The ear is divided into three parts, the Outer Ear, the Middle Ear and the Inner Ear. The Outer Ear is the part of the ear that most people just refer to as “the ear” composed of the Pinna (the part you pierce), and the Auditory Canal and the Tympanic Membrane (commonly called the “ear drum”). The Middle Ear is composed of the Ossicles, tiny moving bones called: Malleus (connected to the Tympanic Membrane), Incus (connects the Malleus and the Stepes), and Stepes (connected to the Cochlea). And then the Inner Ear, which consists of the Cochlea, Auditory Nerve and the Semicircular Canal.

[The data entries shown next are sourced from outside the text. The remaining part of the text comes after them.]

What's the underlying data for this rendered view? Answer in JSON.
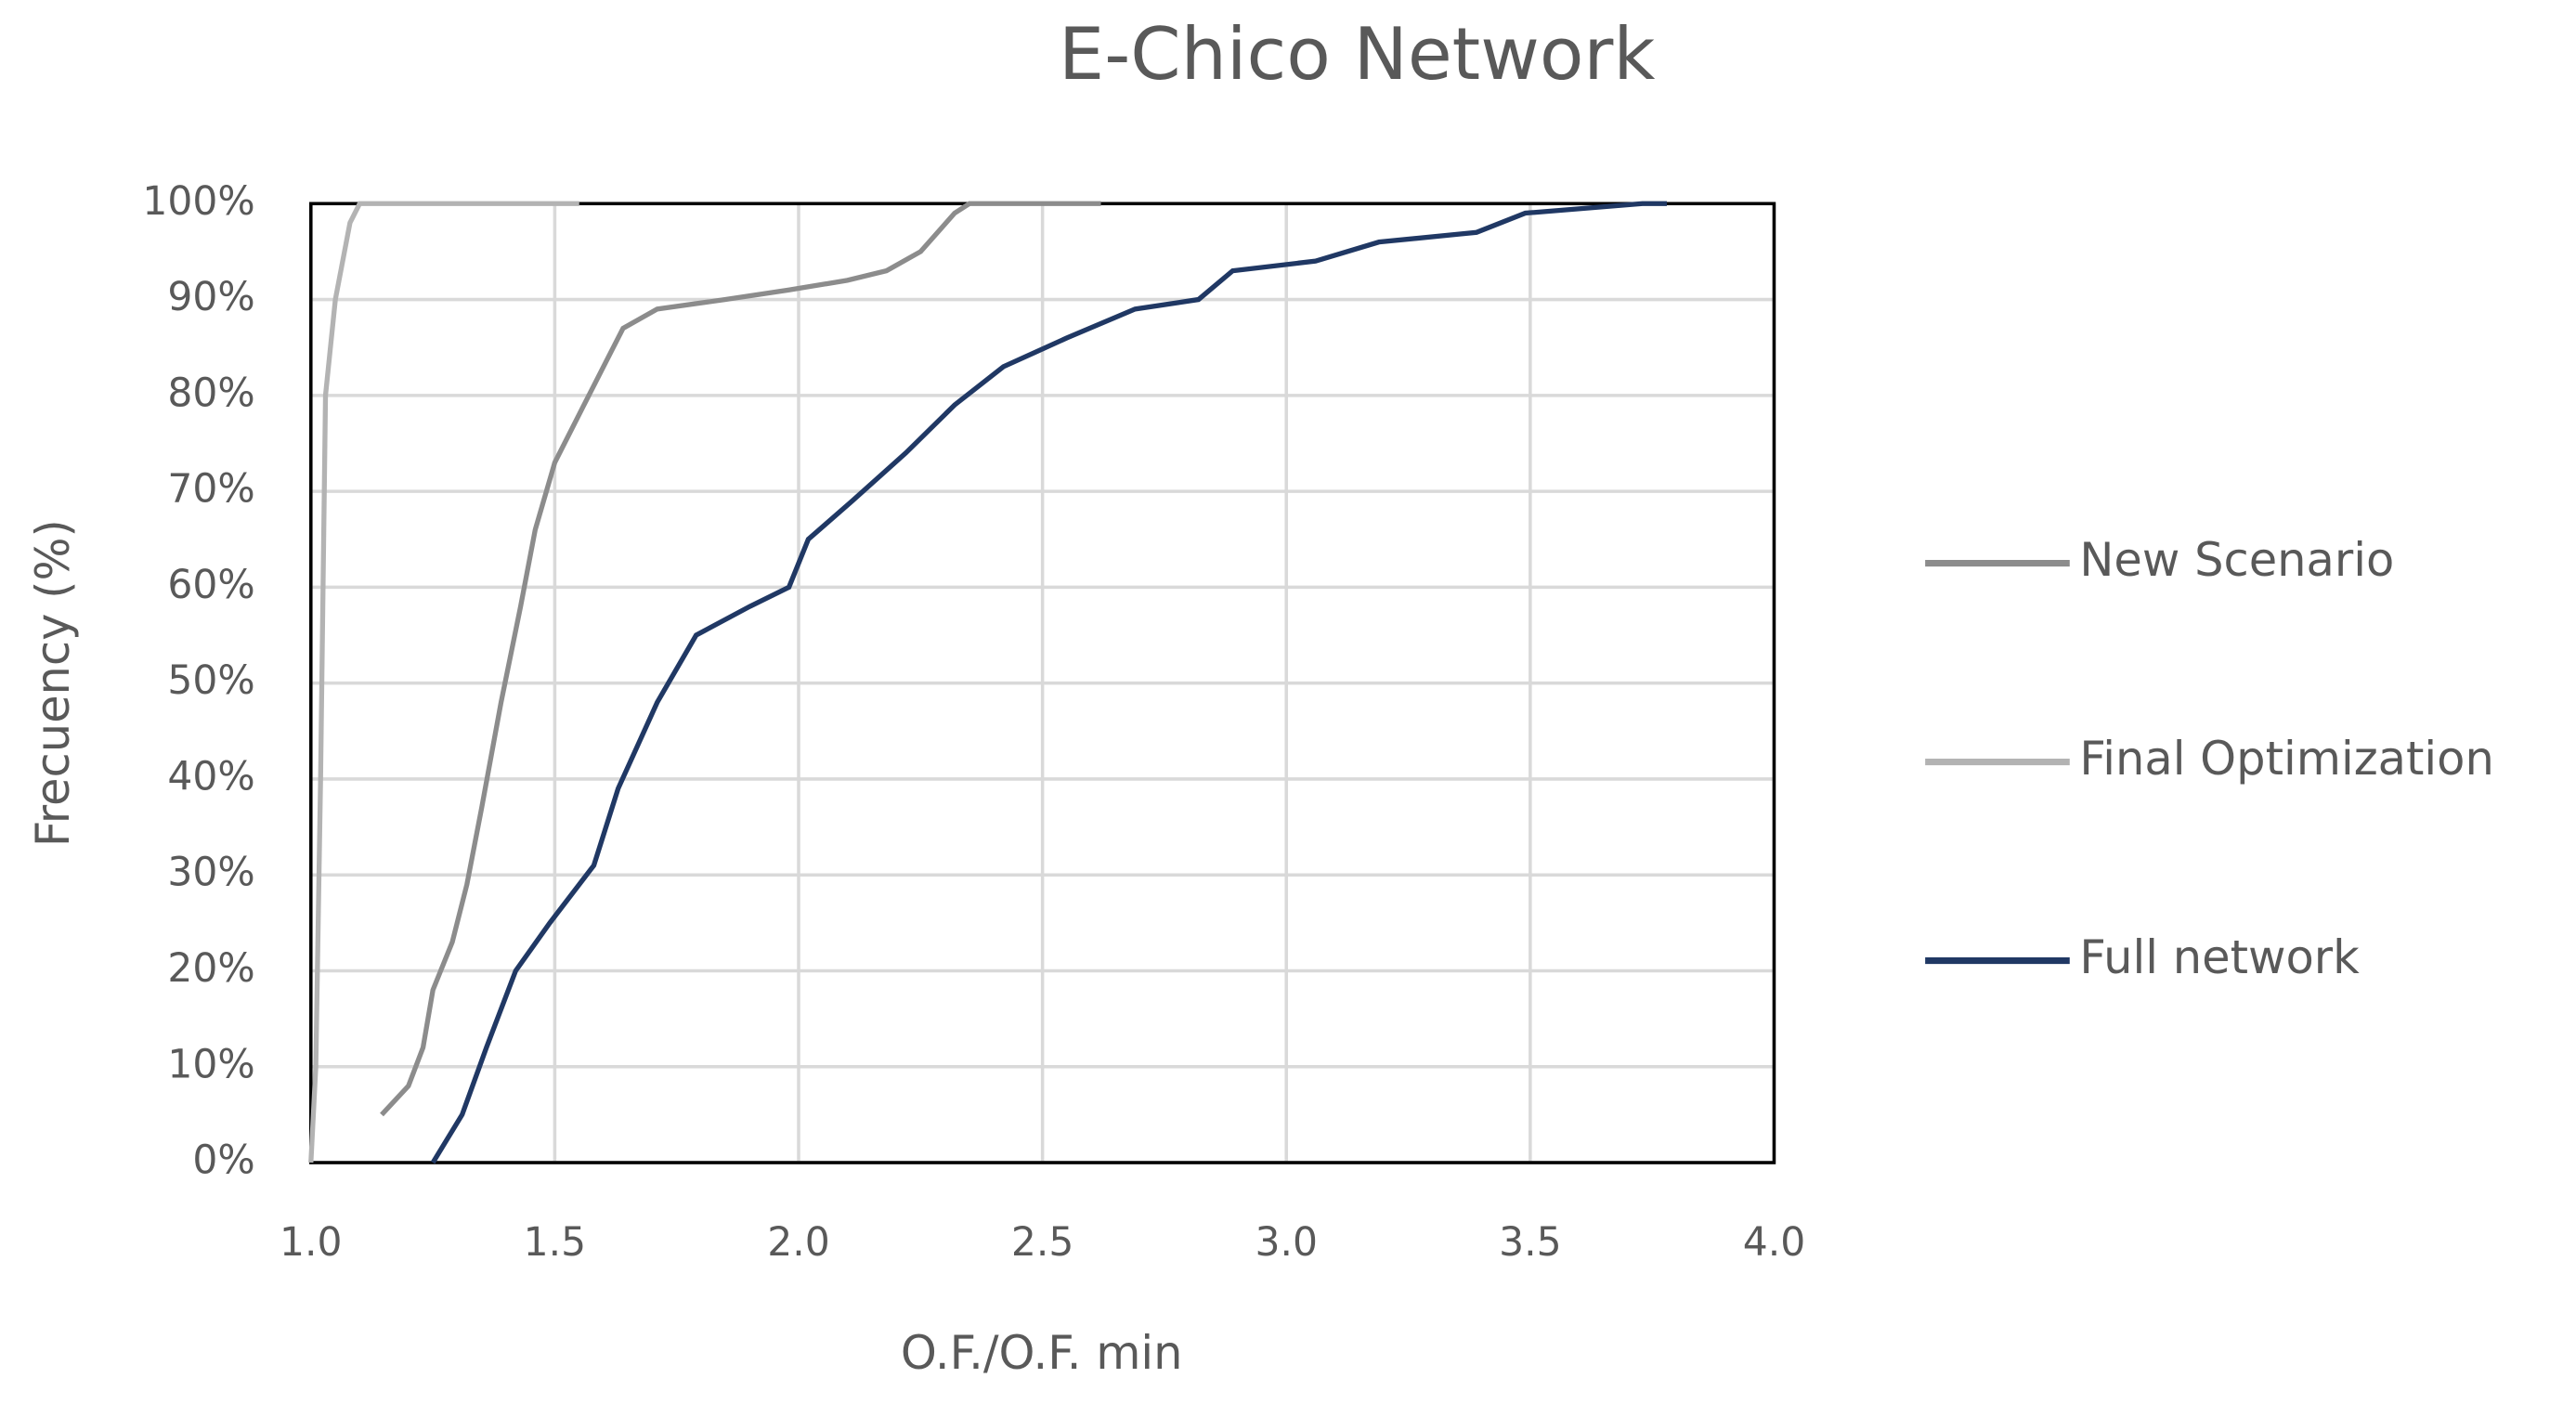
{
  "chart_data": {
    "type": "line",
    "title": "E-Chico Network",
    "x_label": "O.F./O.F. min",
    "y_label": "Frecuency (%)",
    "xlim": [
      1.0,
      4.0
    ],
    "xticks": [
      {
        "value": 1.0,
        "label": "1.0"
      },
      {
        "value": 1.5,
        "label": "1.5"
      },
      {
        "value": 2.0,
        "label": "2.0"
      },
      {
        "value": 2.5,
        "label": "2.5"
      },
      {
        "value": 3.0,
        "label": "3.0"
      },
      {
        "value": 3.5,
        "label": "3.5"
      },
      {
        "value": 4.0,
        "label": "4.0"
      }
    ],
    "ylim": [
      0,
      100
    ],
    "yticks": [
      {
        "value": 0,
        "label": "0%"
      },
      {
        "value": 10,
        "label": "10%"
      },
      {
        "value": 20,
        "label": "20%"
      },
      {
        "value": 30,
        "label": "30%"
      },
      {
        "value": 40,
        "label": "40%"
      },
      {
        "value": 50,
        "label": "50%"
      },
      {
        "value": 60,
        "label": "60%"
      },
      {
        "value": 70,
        "label": "70%"
      },
      {
        "value": 80,
        "label": "80%"
      },
      {
        "value": 90,
        "label": "90%"
      },
      {
        "value": 100,
        "label": "100%"
      }
    ],
    "grid": true,
    "legend": "right",
    "series": [
      {
        "name": "New Scenario",
        "color": "#8c8c8c",
        "x": [
          1.145,
          1.2,
          1.23,
          1.25,
          1.29,
          1.32,
          1.35,
          1.39,
          1.43,
          1.46,
          1.5,
          1.56,
          1.59,
          1.64,
          1.71,
          1.85,
          1.98,
          2.1,
          2.18,
          2.25,
          2.32,
          2.35,
          2.62
        ],
        "values": [
          5,
          8,
          12,
          18,
          23,
          29,
          37,
          48,
          58,
          66,
          73,
          79,
          82,
          87,
          89,
          90,
          91,
          92,
          93,
          95,
          99,
          100,
          100
        ]
      },
      {
        "name": "Final Optimization",
        "color": "#b3b3b3",
        "x": [
          1.0,
          1.01,
          1.02,
          1.03,
          1.05,
          1.08,
          1.1,
          1.55
        ],
        "values": [
          0,
          10,
          40,
          80,
          90,
          98,
          100,
          100
        ]
      },
      {
        "name": "Full network",
        "color": "#203864",
        "x": [
          1.25,
          1.31,
          1.36,
          1.42,
          1.49,
          1.58,
          1.63,
          1.71,
          1.79,
          1.9,
          1.98,
          2.02,
          2.11,
          2.22,
          2.32,
          2.42,
          2.55,
          2.69,
          2.82,
          2.89,
          3.06,
          3.19,
          3.39,
          3.49,
          3.73,
          3.78
        ],
        "values": [
          0,
          5,
          12,
          20,
          25,
          31,
          39,
          48,
          55,
          58,
          60,
          65,
          69,
          74,
          79,
          83,
          86,
          89,
          90,
          93,
          94,
          96,
          97,
          99,
          100,
          100
        ]
      }
    ]
  }
}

The primary purpose of the Outer Ear is to gather sound and protect the Middle and Inner Ear. When sound hits the Tympanic Membrane, it moves it like a drum. When the Tympanic Membrane moves, it pulls the very tiny bones, the Ossicles, because the Malleus is connected to it. The motion then moves through the Ossicles to the Cochlea, which causes the fluid inside the Cochlea to move. The movement of the fluid inside the Cochlea makes little hair-like nerve endings sway back and forth in the fluid (think, sea-weed). The depending on which nerves are moved, the Cochlea is able to sense what kind of vibration is hitting the Tympanic Membrane, and then relays the information to the Auditory Nerve. The Auditory Nerve the sends the data to the brain, for decoding. The data is then converted into ‘sound’.
Sensorineural Hearing Loss is when the Auditory Nerve fails to relay the sound to the brain.